ウエイトリフティング日本代表「タンク村上」こと村上英士朗選手。これまでに日本記録を16度更新した日本一の重量挙げ選手が夢見る、初めてのオリンピックの舞台とオリンピアンの育成。2つの夢の実現へ、日本一の力持ちの今を追った。
「オリンピックの切符は世界で10枚」

太ももの太さは90センチ、体重135キロ。
強靭なフィジカルを戦車にたとえ「タンク村上」と呼ばれる富山市出身の村上英士朗選手(28)。
ウエイトリフティング日本代表 村上英士朗選手:
「一見地味に見えるけれど爽快感があって、気持ちよく持ち上がった時は場外ホームランみたいな感覚になるんですよね」
バーベルを頭の上まで一気に持ち上げる「スナッチ」と、一度肩まで引き上げ全身の反動で持ち上げる「クリーン&ジャーク」の2種目の合計で競うウエイトリフティング。
村上選手は、これまでに16回、日本新記録を樹立しているが、まだオリンピックの舞台には手が届いていない。

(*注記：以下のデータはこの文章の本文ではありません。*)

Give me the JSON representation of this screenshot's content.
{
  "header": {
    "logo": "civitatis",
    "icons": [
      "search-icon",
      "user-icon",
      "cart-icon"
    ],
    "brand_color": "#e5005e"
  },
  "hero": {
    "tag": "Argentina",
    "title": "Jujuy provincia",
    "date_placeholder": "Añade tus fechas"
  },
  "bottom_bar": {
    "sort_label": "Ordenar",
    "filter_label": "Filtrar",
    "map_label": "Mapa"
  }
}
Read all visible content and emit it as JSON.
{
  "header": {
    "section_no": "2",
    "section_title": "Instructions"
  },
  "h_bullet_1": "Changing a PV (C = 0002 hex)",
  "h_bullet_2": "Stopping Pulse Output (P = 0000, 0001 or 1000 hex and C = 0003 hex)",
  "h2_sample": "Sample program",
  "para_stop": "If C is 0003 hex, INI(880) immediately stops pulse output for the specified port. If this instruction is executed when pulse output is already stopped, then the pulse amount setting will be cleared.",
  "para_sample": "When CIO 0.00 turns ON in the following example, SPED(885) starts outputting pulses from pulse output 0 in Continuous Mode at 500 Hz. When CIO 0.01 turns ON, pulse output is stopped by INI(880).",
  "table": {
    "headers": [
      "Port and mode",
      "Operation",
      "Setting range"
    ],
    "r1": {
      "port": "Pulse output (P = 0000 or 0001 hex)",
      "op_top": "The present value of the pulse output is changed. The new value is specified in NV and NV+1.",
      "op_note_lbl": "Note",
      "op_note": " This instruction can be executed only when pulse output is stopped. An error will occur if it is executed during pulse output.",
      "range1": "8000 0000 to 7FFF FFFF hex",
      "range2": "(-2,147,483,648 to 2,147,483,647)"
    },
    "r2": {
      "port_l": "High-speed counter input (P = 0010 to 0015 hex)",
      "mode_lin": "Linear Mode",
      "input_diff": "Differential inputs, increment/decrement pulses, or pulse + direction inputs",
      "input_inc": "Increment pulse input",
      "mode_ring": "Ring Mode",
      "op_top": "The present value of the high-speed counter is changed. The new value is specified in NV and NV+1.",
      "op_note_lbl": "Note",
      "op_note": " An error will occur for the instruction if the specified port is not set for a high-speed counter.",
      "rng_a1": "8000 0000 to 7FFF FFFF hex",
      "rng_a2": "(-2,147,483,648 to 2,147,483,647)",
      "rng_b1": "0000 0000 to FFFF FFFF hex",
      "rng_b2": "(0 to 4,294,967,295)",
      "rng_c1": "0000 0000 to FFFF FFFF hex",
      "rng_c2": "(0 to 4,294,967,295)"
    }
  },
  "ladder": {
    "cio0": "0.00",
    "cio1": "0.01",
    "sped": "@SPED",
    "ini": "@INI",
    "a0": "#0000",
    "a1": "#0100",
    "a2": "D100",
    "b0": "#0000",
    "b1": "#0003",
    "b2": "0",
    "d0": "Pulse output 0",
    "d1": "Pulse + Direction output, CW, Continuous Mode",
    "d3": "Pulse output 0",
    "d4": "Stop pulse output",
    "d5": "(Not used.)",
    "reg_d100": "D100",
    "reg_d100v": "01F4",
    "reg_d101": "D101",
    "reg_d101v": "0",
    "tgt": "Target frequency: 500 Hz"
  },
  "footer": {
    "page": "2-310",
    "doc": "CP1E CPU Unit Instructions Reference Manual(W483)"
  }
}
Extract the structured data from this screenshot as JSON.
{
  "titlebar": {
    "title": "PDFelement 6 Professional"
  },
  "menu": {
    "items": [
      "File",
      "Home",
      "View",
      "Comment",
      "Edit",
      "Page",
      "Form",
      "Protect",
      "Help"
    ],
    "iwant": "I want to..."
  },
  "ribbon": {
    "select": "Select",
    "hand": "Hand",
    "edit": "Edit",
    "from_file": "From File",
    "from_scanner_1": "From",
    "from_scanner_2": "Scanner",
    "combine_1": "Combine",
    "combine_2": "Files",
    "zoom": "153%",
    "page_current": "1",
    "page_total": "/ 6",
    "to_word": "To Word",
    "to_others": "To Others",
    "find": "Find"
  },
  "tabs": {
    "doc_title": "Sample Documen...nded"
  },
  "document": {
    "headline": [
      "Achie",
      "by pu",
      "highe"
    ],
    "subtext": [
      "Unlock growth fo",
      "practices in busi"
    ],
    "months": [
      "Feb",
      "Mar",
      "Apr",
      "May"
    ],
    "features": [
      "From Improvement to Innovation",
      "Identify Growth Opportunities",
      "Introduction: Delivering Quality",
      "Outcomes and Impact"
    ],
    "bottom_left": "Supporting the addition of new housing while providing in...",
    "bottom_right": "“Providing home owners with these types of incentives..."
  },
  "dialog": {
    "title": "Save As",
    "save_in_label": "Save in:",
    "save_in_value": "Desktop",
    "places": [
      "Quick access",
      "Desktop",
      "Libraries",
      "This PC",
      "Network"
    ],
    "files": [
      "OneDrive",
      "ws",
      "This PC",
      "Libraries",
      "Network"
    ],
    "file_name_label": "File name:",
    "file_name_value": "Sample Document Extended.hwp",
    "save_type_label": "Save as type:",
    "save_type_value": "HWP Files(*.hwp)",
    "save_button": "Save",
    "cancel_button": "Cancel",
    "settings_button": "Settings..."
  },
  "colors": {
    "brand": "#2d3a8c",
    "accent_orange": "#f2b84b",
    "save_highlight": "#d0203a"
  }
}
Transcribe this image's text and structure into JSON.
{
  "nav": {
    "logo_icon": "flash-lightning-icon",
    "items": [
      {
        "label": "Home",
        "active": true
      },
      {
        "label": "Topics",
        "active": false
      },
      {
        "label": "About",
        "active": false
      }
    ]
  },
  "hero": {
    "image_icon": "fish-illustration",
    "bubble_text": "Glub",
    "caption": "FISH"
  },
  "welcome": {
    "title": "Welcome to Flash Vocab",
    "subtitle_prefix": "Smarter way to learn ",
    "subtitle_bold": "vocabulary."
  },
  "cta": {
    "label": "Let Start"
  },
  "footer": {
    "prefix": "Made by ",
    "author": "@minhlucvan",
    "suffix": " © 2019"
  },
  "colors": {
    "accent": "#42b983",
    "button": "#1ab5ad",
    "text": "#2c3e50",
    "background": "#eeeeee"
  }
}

現在は、東京のナショナルトレーニングセンターを拠点に、1968年のメキシコオリンピック銅メダリスト三宅義行さんが監督、その娘で2012年のロンドンオリンピック銀メダリストの宏実さんがコーチを務めるチームで練習を重ねている。
ウエイトリフティング日本代表 村上英士朗選手:
「1つもミスがないようにしなくてはいけない。1%でも落ちたら記録がだいぶ違ってくる。跳躍力が重要になってくる。そのバネを出せるような練習をしなければ」
オリンピックの切符を掴むことができるのは、6試合の選考大会を終えた時点で、世界トップ10の記録を打ち立てること。

村上選手は、己の肉体を極限までどう使うか、とことん向き合っている。
「子どもたちが戦える場所を」
村上選手には、オリンピックのほかにもう1つ「夢」がある。
ウエイトリフティング日本代表 村上英士朗選手:
「これからウエイトリフティング場を作ろうと思いまして改築工事を行っています」

ウエイトリフティングは、重たいバーベルを床に落とすため専用の床材が必要で、競技ができる場所が限られている。父の協力のもと住宅を改装し、地元富山の選手が集える専用ジムを計画し、この冬に完成した。
通称「タンクジム」は、元日に発生した能登半島地震の影響はなく、年末年始はこの場所で地元の仲間たちと汗を流した。
ウエイトリフティング日本代表 村上英士朗選手:
「一番は地域の子どもたちが夢に向かって戦える場所を作りたいなって。富山のウエイトリフターコミュニティができて、やがてはオリンピックに出る選手が出たら良いなと思う」
「4年に1度の一瞬へ」」
村上選手は、12月にカタールで行われた選考大会では、今季自己ベストとなる413キロを上げ、世界12位につけている。
世界10位の記録は419キロ。村上選手が持つ日本記録は425キロ。決して届かない記録ではない。
村上選手に残されたチャンスは、2月3日にウズベキスタンで開幕するアジア選手権と4月にタイで行われるワールドカップの2試合。
ウエイトリフティング日本代表 村上英士朗選手:
「オリンピック出場、世界最強になる」
4年に1度の一瞬へ。タンク村上が初の夢舞台へ、己の限界に挑み続けている。